Makes 4-5 side, or 2-3 main, dish sized portions.

Bon appétit!


  1. Potatoes, parsnips and carmelized onions: three of my favourite things. This one is on my "must try" list! :)

  2. It sounds so good, like for a cozy winter day! xx

  3. Ahhh, Jessica!! I adore parsnips, too!! Just the title of this post made me dive in. How delightful, my dear! Thank you for sharing! :)

  4. It really sounds delicious. It isn't very commum in Brazil, but sounds very good, anyway. =)

    I'm missing your comments. They're the most cute ever! =)

    Marina G.

  5. Oh Jessica, I love your recipes! You are making me a hit with my boyfriend :) Can't wait to try this one out!

    Hope all is well and you are having fabulous week so far.

    Much love,


  6. Mmmmm this sounds delicious! What does a parsnip taste like? I'm not sure I've ever experienced one!

  7. Yum!
    Do you deliver? ;-)
    I've been battling the flu, and this just sounds like one of those "warms-the-bones" sort of dishes. :-)

    Have a lovely Thursday!

  8. Ooo if only I was a fan of the parsnip!

  9. That sounds soooo tasty honey.

    re comment...I'm the same, it takes me a while these days :( so don't worry.

    hugs and xxx DJ

  10. I've never really liked parsnips, but i've never had them with potatoes or onions- it sounds delicious! I may have to try this recipe out at the weekend :)

  11. mmmmmm! This sounds so delicious...like the perfect winter evening dish! I am definitely going to try it! Thank you for sharing! :)

  12. Hi Jessica,
    What a lovely sounding recipe. It sounds like a great alternative to plain old mashed potato.
    Thankyou for your sweet comments over the past week, i really appreciate them :)


  13. It sounds delicious my dear Jessica !

  14. Thank you so much for all of your sweet comments! Have a fantastic weekend, Love! :)
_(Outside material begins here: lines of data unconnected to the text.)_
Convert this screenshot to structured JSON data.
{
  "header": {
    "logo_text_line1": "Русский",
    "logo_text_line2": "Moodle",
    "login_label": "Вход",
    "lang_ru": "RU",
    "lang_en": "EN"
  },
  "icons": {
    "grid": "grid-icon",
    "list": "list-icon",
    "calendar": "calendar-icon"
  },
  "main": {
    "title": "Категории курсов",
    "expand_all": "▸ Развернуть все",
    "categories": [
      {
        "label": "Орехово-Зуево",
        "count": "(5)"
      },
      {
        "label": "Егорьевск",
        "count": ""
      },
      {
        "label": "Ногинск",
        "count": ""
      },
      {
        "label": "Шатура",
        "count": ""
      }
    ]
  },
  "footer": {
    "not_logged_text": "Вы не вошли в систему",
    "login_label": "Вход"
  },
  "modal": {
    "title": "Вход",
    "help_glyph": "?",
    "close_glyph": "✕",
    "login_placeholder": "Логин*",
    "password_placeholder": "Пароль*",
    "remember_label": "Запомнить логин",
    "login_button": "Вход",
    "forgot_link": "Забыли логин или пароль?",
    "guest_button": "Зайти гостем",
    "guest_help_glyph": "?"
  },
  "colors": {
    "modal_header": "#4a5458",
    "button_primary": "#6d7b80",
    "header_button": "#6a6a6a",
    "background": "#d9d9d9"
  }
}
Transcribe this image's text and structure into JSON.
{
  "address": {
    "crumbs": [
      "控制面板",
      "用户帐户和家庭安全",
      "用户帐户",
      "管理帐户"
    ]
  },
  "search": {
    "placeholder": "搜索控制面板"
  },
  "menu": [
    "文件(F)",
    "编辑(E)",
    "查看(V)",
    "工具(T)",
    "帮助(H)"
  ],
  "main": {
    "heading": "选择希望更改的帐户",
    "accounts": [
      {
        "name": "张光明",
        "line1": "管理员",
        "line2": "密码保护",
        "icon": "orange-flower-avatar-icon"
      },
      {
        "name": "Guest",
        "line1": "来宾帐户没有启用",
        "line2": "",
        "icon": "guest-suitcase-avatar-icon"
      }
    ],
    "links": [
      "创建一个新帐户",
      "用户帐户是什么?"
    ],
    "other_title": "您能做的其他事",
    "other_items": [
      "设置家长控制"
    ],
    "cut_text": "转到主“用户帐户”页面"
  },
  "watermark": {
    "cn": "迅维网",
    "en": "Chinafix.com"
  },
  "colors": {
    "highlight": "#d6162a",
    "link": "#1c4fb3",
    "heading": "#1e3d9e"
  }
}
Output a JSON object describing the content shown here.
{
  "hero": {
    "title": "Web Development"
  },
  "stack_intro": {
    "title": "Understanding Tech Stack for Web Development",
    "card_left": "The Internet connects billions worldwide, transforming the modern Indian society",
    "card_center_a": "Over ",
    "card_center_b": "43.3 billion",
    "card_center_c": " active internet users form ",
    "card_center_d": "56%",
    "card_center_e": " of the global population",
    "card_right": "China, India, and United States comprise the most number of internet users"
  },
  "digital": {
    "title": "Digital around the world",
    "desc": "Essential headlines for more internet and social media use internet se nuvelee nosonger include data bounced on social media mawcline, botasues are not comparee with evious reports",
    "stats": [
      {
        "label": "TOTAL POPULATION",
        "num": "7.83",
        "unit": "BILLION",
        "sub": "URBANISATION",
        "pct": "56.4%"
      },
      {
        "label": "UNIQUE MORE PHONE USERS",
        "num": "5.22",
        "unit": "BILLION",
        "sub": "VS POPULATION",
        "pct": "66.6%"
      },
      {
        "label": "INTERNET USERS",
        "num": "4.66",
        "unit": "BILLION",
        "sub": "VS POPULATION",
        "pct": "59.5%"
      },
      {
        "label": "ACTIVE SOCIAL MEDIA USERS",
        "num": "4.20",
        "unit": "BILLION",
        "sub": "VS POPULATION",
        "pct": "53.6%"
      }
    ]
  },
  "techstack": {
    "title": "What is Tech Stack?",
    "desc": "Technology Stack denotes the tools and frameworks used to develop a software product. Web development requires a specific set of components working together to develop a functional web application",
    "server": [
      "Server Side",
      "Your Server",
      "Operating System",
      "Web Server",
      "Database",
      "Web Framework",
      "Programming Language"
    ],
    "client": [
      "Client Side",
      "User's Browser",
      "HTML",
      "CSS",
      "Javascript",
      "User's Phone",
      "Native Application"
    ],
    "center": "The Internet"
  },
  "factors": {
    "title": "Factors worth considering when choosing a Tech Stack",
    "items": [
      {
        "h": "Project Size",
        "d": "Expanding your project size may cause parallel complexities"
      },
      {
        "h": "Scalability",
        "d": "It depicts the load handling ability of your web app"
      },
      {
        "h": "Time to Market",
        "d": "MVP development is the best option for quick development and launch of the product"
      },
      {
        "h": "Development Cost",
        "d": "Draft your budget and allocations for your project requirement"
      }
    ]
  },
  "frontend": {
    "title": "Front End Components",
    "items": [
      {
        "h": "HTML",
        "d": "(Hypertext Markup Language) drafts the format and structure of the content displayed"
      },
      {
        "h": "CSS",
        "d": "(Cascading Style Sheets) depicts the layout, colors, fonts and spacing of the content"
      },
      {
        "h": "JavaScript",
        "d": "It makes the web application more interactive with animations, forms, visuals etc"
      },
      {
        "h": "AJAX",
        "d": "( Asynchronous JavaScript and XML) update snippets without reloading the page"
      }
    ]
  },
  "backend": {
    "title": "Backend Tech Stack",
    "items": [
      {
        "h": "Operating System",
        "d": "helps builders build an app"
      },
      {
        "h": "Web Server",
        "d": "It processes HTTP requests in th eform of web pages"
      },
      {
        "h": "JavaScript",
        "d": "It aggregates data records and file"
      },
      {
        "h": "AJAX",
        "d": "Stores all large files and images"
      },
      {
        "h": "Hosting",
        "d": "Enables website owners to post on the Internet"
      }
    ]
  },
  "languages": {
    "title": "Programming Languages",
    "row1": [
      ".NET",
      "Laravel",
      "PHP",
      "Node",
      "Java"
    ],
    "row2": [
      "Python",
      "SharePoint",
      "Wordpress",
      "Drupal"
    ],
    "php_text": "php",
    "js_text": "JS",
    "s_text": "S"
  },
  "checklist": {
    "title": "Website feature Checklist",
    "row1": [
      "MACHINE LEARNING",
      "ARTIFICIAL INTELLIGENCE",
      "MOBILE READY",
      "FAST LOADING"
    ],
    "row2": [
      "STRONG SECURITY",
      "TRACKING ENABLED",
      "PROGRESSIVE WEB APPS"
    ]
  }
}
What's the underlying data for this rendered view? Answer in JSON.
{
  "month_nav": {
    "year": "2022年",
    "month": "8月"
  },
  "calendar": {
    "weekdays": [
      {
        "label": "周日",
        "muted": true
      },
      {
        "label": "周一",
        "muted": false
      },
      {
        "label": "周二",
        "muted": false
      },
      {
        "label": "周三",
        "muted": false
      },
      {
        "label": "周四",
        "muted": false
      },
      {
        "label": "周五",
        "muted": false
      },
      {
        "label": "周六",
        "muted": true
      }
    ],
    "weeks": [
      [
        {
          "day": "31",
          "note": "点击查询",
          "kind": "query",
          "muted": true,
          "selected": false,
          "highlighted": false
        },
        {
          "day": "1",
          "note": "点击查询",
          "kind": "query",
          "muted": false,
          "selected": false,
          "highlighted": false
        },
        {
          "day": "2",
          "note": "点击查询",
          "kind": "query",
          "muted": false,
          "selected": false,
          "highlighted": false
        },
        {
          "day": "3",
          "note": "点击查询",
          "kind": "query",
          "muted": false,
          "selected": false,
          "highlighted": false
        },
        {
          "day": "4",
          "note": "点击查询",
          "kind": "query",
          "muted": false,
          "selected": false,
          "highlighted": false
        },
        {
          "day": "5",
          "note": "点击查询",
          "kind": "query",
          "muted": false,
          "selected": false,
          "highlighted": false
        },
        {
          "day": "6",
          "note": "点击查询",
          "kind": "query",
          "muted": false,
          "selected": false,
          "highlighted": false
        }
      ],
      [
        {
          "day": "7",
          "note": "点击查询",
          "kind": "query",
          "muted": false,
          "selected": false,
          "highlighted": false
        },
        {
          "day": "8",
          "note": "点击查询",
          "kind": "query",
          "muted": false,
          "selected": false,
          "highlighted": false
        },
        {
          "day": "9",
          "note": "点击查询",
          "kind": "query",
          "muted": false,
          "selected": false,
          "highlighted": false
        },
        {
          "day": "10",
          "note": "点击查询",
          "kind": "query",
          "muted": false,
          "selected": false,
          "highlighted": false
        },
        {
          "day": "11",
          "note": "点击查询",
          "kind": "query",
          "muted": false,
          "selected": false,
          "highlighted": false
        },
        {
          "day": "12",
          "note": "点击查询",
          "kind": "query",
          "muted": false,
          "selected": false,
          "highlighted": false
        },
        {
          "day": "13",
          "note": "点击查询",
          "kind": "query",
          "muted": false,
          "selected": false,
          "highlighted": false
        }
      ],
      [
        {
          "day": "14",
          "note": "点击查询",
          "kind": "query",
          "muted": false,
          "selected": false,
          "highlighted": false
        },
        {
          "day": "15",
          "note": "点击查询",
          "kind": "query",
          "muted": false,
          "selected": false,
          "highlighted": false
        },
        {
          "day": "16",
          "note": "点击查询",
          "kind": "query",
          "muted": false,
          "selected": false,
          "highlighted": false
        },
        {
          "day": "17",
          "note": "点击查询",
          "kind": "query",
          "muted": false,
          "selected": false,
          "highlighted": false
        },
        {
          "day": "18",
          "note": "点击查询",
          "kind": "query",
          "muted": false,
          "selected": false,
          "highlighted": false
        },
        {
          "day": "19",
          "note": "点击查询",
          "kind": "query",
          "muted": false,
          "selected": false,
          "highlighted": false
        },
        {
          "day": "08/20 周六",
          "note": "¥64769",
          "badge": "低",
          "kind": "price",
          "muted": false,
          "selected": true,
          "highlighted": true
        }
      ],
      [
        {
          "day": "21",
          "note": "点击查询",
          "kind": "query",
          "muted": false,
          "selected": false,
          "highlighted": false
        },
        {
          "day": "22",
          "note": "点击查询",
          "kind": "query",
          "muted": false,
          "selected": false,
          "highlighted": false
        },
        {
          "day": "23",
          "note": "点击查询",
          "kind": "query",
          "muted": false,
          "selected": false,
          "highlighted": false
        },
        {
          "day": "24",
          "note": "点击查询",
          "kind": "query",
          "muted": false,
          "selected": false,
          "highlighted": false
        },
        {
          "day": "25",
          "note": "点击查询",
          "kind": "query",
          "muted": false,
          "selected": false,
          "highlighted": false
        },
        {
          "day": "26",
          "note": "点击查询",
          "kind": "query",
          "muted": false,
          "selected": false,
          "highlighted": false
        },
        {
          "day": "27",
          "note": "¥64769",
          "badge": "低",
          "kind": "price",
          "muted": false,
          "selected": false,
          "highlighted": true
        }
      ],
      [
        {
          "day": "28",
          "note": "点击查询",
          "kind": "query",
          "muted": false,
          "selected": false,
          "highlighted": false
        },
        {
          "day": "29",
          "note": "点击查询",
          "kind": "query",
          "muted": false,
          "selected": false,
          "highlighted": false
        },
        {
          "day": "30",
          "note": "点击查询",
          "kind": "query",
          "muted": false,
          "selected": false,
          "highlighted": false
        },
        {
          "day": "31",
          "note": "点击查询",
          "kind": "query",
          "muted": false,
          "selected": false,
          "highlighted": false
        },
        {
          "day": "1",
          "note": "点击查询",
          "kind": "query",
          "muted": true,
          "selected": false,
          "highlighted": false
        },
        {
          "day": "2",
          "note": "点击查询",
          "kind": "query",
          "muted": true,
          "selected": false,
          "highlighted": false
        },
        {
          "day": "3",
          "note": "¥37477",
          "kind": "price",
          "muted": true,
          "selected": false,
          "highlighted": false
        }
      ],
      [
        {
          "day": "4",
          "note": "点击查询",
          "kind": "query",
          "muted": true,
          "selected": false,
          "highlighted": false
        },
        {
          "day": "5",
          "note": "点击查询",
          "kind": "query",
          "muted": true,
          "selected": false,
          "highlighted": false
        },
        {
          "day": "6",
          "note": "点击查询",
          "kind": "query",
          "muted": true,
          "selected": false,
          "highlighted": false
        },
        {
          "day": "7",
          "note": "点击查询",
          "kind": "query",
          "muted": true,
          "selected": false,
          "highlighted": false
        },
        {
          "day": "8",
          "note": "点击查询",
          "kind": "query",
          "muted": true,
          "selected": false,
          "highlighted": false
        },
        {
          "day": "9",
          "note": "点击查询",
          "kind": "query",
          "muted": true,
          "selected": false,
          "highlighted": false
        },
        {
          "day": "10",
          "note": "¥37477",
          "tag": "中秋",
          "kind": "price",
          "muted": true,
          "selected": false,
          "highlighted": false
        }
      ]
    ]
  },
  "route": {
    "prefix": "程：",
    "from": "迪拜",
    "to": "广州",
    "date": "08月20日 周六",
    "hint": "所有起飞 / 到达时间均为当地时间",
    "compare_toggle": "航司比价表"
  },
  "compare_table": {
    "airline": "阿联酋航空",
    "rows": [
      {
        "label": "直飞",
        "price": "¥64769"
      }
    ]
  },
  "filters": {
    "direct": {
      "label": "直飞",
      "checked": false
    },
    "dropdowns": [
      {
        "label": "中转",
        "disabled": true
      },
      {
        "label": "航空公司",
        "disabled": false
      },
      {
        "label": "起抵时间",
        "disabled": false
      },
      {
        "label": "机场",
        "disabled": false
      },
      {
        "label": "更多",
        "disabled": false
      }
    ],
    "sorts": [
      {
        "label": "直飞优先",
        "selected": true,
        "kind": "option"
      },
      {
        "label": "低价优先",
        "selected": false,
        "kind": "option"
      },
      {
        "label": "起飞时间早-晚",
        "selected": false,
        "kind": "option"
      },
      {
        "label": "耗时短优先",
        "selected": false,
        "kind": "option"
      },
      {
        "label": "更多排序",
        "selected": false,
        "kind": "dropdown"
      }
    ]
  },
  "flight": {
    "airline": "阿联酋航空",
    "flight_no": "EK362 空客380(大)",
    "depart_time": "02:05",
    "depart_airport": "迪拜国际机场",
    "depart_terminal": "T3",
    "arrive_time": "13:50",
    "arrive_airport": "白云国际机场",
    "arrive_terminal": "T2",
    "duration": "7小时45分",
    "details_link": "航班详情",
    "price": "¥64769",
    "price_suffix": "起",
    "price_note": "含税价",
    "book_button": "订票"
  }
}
  15. I meant to mention this earlier: you lived in Ireland? How wonderful! I visited there waaaaaay back in 2002 and I left part of my heart behind. It is the most beautiful place I've ever been. I long to take my husband there. In fact, I would love to move there one day!

    Happy weekend! Thank you for all your kind comments on my blog. They always brighten my day :)

  16. A perfect comfort food! I must try this recipe soon...right after I finish my sweet potato and parsnip soup!

    Have a wonderful day and weekend to come my dear!


  17. Sincere thanks, lovely dears, for your absolutely terrific comments. It's awesome to know that many of you are parsnip fans, too! (If you've never tasted a parsnip before, they're wonderful and well worth sampling. They taste quite a bit like a cross between a potato, a carrot and a Jerusalem artichoke - well, at least they do to me :D).

    Thank you again, everybody, I hope that you each have a serene, immensely beautiful weekend!
    ♥ Jessica

  18. Wow, I've never been a big fan of parsnips, but due to my love of potatoes, I might just have to try this delicious recipe.
    xo, Jennifer
    P.S. Thank you for all of your wonderful comments Jessica, sorry for taking awhile to catch up on your blog.

  19. Hi sweet Jennifer (my fellow parsnip fan), thank you very much for your comment. Don't worry for a nanosecond, honey, about your "catch up time". No need to ever feel rushed, I love hearing from you any time!

    Giant thanks hugs & thanks for all of your terrific comments!